The trade-off is ecosystem maturity and training data. Gleam is young. Libraries are fewer. Agent-generated code needs more correction on the first pass. That gap is closing as training data grows.
The Bet
I believe AI agents are already writing most of the code in a growing number of projects. Language choice is being evaluated differently. "How fast can a human write this?" matters less. "How much of the developer's review time does this require?" matters most.
The developer is the bottleneck. We're slow compared to computers. A language where the compiler has already verified structural correctness before the diff reaches your screen means the reviewer can focus on logic and intent instead of chasing down missing nil checks.
We picked Gleam for other reasons, but how well it works with AI coding agents has been huge.
Addendum: The State of AI-Assisted Coding
Stepping back from the technical argument. AI-assisted coding is here to stay. Even if the technology doesn't meaningfully improve from where it is today, it's already useful enough that developers are adopting it en masse.
The Bar Is Higher, Not Lower
Agents are good enough for a lot of business application work right now, but "good enough" comes with a big asterisk. Every diff needs scrutiny.
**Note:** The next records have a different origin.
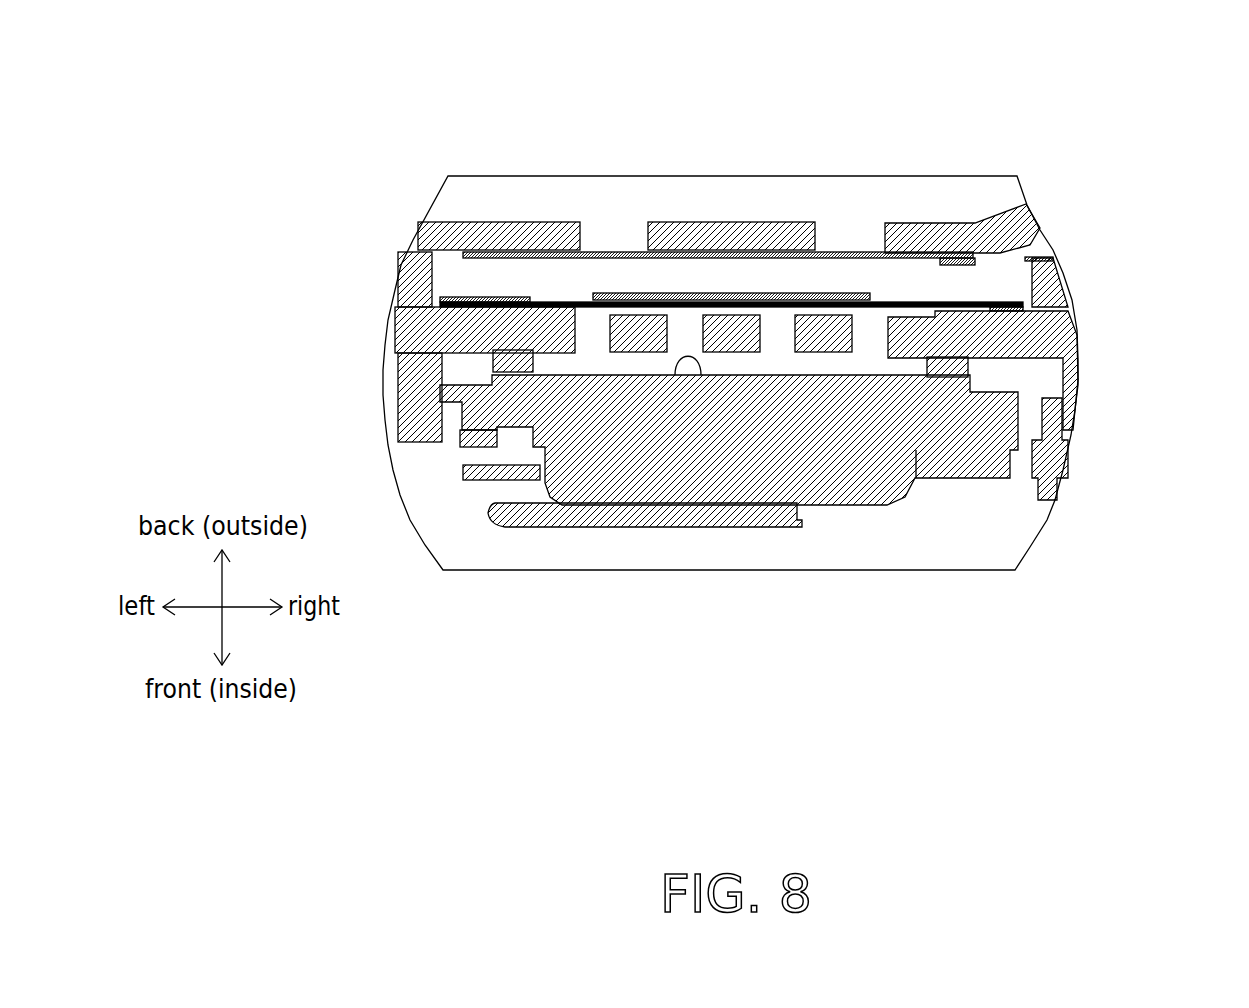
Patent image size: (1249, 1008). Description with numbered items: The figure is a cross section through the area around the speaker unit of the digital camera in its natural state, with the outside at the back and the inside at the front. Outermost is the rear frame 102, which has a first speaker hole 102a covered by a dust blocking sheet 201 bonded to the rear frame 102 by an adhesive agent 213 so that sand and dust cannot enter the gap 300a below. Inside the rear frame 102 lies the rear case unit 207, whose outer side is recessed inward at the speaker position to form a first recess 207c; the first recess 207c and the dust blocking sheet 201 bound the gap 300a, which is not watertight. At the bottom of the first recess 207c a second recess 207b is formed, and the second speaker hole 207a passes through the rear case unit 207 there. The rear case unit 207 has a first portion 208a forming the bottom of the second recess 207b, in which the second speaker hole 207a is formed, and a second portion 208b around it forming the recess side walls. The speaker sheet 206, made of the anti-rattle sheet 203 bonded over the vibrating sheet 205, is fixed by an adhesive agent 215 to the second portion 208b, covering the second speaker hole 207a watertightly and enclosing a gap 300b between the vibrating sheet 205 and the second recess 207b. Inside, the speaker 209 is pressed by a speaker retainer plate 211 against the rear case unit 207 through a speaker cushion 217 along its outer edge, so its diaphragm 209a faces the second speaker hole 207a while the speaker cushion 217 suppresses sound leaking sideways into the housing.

The rear frame 102 is at (492, 235).
The first speaker hole 102a is at (582, 238).
The dust blocking sheet 201 is at (633, 252).
The anti-rattle sheet 203 is at (823, 295).
The vibrating sheet 205 is at (910, 303).
The speaker sheet 206 is at (1075, 75).
The rear case unit 207 is at (990, 332).
The second speaker hole 207a is at (702, 332).
The second recess 207b is at (527, 306).
The first recess 207c is at (1030, 285).
The first portion 208a is at (730, 352).
The second portion 208b is at (465, 350).
The speaker 209 is at (905, 478).
The diaphragm 209a is at (675, 375).
The speaker retainer plate 211 is at (760, 527).
The adhesive agent 213 is at (1035, 235).
The adhesive agent 215 is at (1063, 307).
The speaker cushion 217 is at (495, 352).
The gap 300a is at (560, 268).
The gap 300b is at (650, 308).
The operator needs to be a domain expert, a security expert, and a programming expert. The speed at which code is produced has raised the expertise required from the operator, not lowered it.
Expect More Security Vulnerabilities
Agents generate code that works, but "works" and "secure" are very different bars. They'll probably catch the obvious stuff like SQL injection. The less obvious stuff is where it gets dangerous - like not realizing that a decision you made three prompts ago means all your customers' PII is now accessible on a public URL as a side effect. That requires understanding the full picture, and agents don't have that yet. I think this will become a visible reality over the next few years as more agent-written code hits production without adequate review.
The Industry Is Evolving
The industry is actively trying to figure out what the right abstractions look like for AI-assisted development. Two notable attempts:
Mog is a language designed to be written and read by AIs rather than humans. I'm skeptical. If the developer reviewing the diff is the bottleneck, optimizing for machine readability at the expense of human readability makes things worse.
Codespeak takes a different approach: specs and code as interchangeable representations, where you can move between them seamlessly. I think both specs and code are important, and right now neither is enough on its own. A spec is great for big-picture thinking, but it lacks the detail that matters when things go wrong. Code has all the detail, but it's hard to step back and reason about the whole system by reading it. They operate at different levels of granularity, and collapsing them into one thing loses what makes each useful.
Statically typed languages have an advantage here: types are self-documenting. A well-defined type in Gleam already communicates a lot of what a spec would say about the shape of data and the boundaries of a function, without needing a separate document to describe it.
What Comes Next
The developer's role is shifting toward a supervisory one. That might mean a lot more software gets written, or a lot fewer developers get employed, or both. And the supervisory role itself might not last if agents get good enough to close the loop on their own. That's a real possibility and it's worth being honest about.
After a year of building production software with AI coding agents, it works if you put in the effort to verify everything that comes out the other end. Gleam wasn't designed for AI agents, but good language design turns out to matter more than any tool built specifically for them.